Central bank Thursday was always going to be dominated by the movements from the Bank of Japan and while the Bank of England may have been the snooze-fest that everyone had expected, the European Central Bank managed to bring some volatility to the afternoon’s markets.
Mario Draghi’s post-decision press conference opened the door to a rate cut in the Eurozone sooner rather than later, although we will need to see a continuation of the recent decline in economic data to ram the issue home. Monetary policy easing is a lot more difficult in the Eurozone due to the rules governing the single currency area and a UK/US/Japan-esque splurge of quantitative easing is never going to be on the cards despite the risks the region still has to deal with. The rate cut is now a lot more warranted than before in light of the 12% unemployment, below target inflation, and growth on a country-by-country basis somewhere between recession and depression.
Even so, following some initial euro weakness during the press conference, the single currency has come back fighting overnight with GBPEUR off a cent from the highs it had made. This was more to do with the assertion from the ECB Chair that the recent events in Cyprus were not a “template” for further action against depositors in the Eurozone. The admission that the first plan of taxing all, regardless of deposit levels, was a mistake and, credit where credit is due, Draghi admitted the mistake.
The Bank of England held rates at 0.5% and asset purchases at £375bn as expected yesterday. There was no accompanying statement.
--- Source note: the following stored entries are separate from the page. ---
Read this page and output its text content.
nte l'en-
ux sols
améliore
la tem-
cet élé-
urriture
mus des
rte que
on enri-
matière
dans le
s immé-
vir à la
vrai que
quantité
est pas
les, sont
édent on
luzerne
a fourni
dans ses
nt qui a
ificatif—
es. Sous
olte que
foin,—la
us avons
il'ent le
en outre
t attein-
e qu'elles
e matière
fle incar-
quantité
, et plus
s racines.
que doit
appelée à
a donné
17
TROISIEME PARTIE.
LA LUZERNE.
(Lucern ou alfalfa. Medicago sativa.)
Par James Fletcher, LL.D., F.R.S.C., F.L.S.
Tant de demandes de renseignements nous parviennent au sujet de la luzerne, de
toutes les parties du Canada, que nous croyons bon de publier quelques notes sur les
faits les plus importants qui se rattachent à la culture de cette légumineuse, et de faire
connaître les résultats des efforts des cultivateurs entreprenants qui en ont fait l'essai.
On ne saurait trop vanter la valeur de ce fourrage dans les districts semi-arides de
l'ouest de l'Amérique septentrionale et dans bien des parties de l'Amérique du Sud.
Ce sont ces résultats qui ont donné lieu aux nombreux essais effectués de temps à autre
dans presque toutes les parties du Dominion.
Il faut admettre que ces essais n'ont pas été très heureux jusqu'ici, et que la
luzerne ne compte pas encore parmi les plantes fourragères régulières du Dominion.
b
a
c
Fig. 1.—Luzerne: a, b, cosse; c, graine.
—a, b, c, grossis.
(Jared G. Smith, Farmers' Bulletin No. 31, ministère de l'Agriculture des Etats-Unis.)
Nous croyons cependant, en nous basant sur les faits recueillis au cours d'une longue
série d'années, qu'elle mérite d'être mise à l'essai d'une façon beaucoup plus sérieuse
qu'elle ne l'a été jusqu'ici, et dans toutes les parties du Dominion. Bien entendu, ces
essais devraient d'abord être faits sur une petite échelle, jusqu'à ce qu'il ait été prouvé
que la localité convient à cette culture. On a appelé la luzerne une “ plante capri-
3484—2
Those of you who tuned into our Bank of England webinar yesterday will know that we now think that this is likely to stay, data depending, as is until Mark Carney takes over the stewardship of the Bank in July.
24 hours after the Bank of Japan unleashed its own bazooka and has the worm already started to turn? Yesterday the yields on Japanese longer-term debt hit record lows as investors piled into Japanese Government Bonds on the basis that the Bank of Japan will be buying them like hot cakes. This morning however, that move has been reversed in quick order. The reasons behind this are unclear at the moment but rates traders tell me there was a poor auction overnight but that should not be reason for the biggest daily price range in JGBs for over 15 years and yields back to pre-Kuroda levels.
The past 36 hours have also been a poor one for the US jobs market with a disappointing jobless claims announcement coming a day after a very weak ADP number. Obviously this only increases the pressure on the Non-Farm Payrolls release due at 13.30 BST which has seen the consensus figure go from 199k to 195k and finally to 190k. A weaker figure than 170k and USD could easily have an afternoon to forget.